Jobs market improves! It will be even brighter when Dems cave on new budget.

Unfortunately, the efficacy of slashing spending and taxes on the wealthy will become conventional wisdom now that Democrats have signed on to the program and the disaster capitalists will have won their war against egalitarianism and redistribution. The Democrats didn’t even put up a fight.

Digby’s Hullabaloo, March 6

President Obama and most other D.C. Democrats are signaling that they’ll cave to Republican demands rather than risk the possibility of a government shutdown. We’ll see haggling over this or that provision, but Republicans probably will get what they want — huge cuts in taxes and spending that will keep the economy stagnant and dig an even deeper hole for those of us who aren’t wealthy.

In other words, it’s business as usual for the Democrats In Name Only.

Chris Hayes in Daily Kos recently noted that the D.C. area is booming and Democrats there are part of a ruling elite more alienated than ever from the experiences of ordinary Americans. Many of them probably aren’t even aware of how quickly standards of living are eroding outside their bubble of prosperity.

If they were, they wouldn’t be calling the new jobs data mildly encouraging. They’d take a more careful look, as Robert Reich did the other day:

…To get to the most important trend you have to dig under the job numbers and look at what kind of new jobs are being created… While the biggest losses were higher-wage jobs paying an average of $19.05 to $31.40 an hour, the biggest gains have been lower-wage jobs paying an average of $9.03 to $12.91 an hour.

The workforce is suffering a severe, ongoing decline in wages, part of a radical redistribution of income to the already wealthy. The mainstream media seem to be pretending that the drop in wages is the inevitable result of a stubborn recession; that it will eventually be reversed by a “recovery.” Most D.C. Democrats are pretending, too. They know Republicans are dead-set on making sure the gulf between rich and poor will never again be narrowed.

Liberal activists seem content to criticize Democrats for not trying to prevent this disaster, but few are seriously exploring what actions might be taken to counter it.
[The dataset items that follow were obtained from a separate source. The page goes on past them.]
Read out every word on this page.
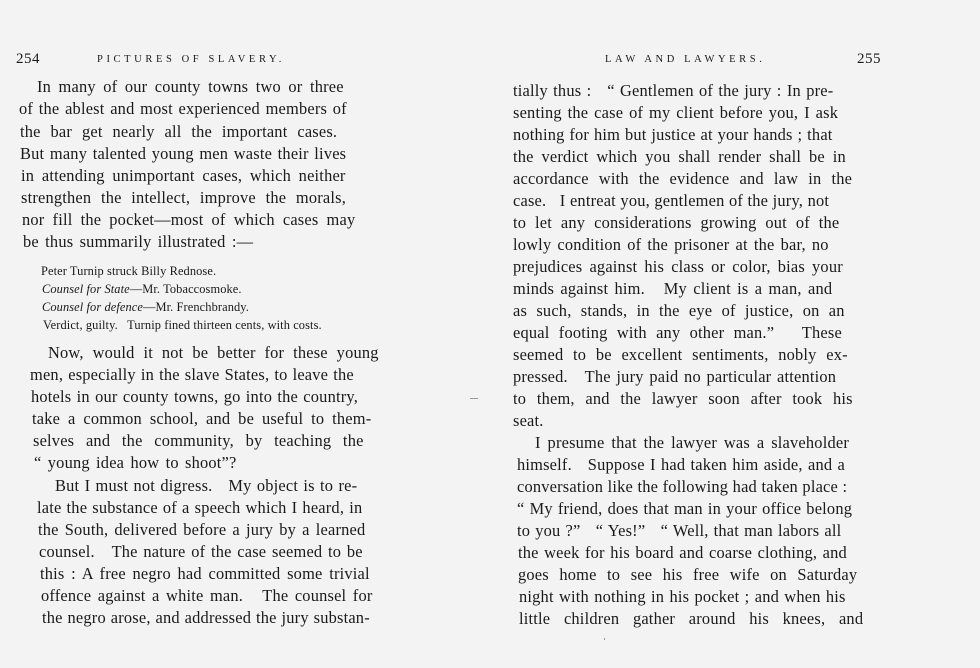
254	PICTURES OF SLAVERY.
In many of our county towns two or three
of the ablest and most experienced members of
the bar get nearly all the important cases.
But many talented young men waste their lives
in attending unimportant cases, which neither
strengthen the intellect, improve the morals,
nor fill the pocket—most of which cases may
be thus summarily illustrated :—
Peter Turnip struck Billy Rednose.
Counsel for State—Mr. Tobaccosmoke.
Counsel for defence—Mr. Frenchbrandy.
Verdict, guilty.   Turnip fined thirteen cents, with costs.
Now, would it not be better for these young
men, especially in the slave States, to leave the
hotels in our county towns, go into the country,
take a common school, and be useful to them-
selves and the community, by teaching the
“ young idea how to shoot”?
But I must not digress.   My object is to re-
late the substance of a speech which I heard, in
the South, delivered before a jury by a learned
counsel.   The nature of the case seemed to be
this : A free negro had committed some trivial
offence against a white man.   The counsel for
the negro arose, and addressed the jury substan-
LAW AND LAWYERS.	255
tially thus :   “ Gentlemen of the jury : In pre-
senting the case of my client before you, I ask
nothing for him but justice at your hands ; that
the verdict which you shall render shall be in
accordance with the evidence and law in the
case.   I entreat you, gentlemen of the jury, not
to let any considerations growing out of the
lowly condition of the prisoner at the bar, no
prejudices against his class or color, bias your
minds against him.   My client is a man, and
as such, stands, in the eye of justice, on an
equal footing with any other man.”   These
seemed to be excellent sentiments, nobly ex-
pressed.   The jury paid no particular attention
to them, and the lawyer soon after took his
seat.
I presume that the lawyer was a slaveholder
himself.   Suppose I had taken him aside, and a
conversation like the following had taken place :
“ My friend, does that man in your office belong
to you ?”   “ Yes!”   “ Well, that man labors all
the week for his board and coarse clothing, and
goes home to see his free wife on Saturday
night with nothing in his pocket ; and when his
little children gather around his knees, and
We know by now that Obama’s weirdly passive style of governance amounts to a betrayal of voters who hoped he would focus on jobs creation rather than the health of big banks and corporations. We know he’ll be even more passive as 2012 approaches and he grows more wary of offending imaginary “independent” voters.
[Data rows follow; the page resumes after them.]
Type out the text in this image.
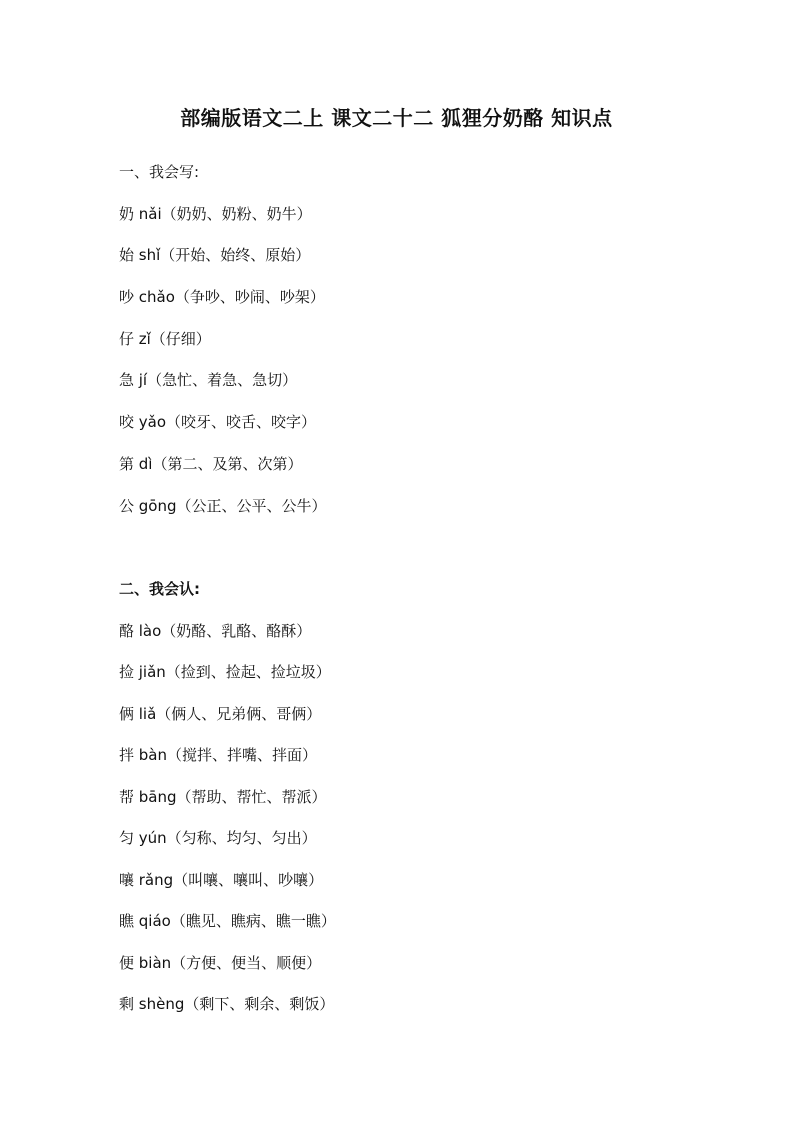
部编版语文二上 课文二十二 狐狸分奶酪 知识点
一、我会写:
奶 nǎi（奶奶、奶粉、奶牛）
始 shǐ（开始、始终、原始）
吵 chǎo（争吵、吵闹、吵架）
仔 zǐ（仔细）
急 jí（急忙、着急、急切）
咬 yǎo（咬牙、咬舌、咬字）
第 dì（第二、及第、次第）
公 gōng（公正、公平、公牛）
二、我会认:
酪 lào（奶酪、乳酪、酪酥）
捡 jiǎn（捡到、捡起、捡垃圾）
俩 liǎ（俩人、兄弟俩、哥俩）
拌 bàn（搅拌、拌嘴、拌面）
帮 bāng（帮助、帮忙、帮派）
匀 yún（匀称、均匀、匀出）
嚷 rǎng（叫嚷、嚷叫、吵嚷）
瞧 qiáo（瞧见、瞧病、瞧一瞧）
便 biàn（方便、便当、顺便）
剩 shèng（剩下、剩余、剩饭）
We should recognize that Obama has no intention of seriously challenging the right-wing agenda. That he would rather compromise to the point of enabling it, if that’s what he thinks it will take to be re-elected.

It’s time to start the search for a third-party candidate, or at least someone who will make a strong run for the nomination and maybe scare Obama into behaving like a Democrat. If you think this search might be counter-productive, remember the old Bob Dylan lyric: When you ain’t got nothin’, you got nothin’ to lose.

Footnote: Paul Krugman calls what’s happening to the jobs market a “hollowing out.” He does a great job of explaining the correlation between improved technology and the scarcity of decent jobs, but he doesn’t mention the effects of outsourcing, a word you’ll hardly ever hear from Obama.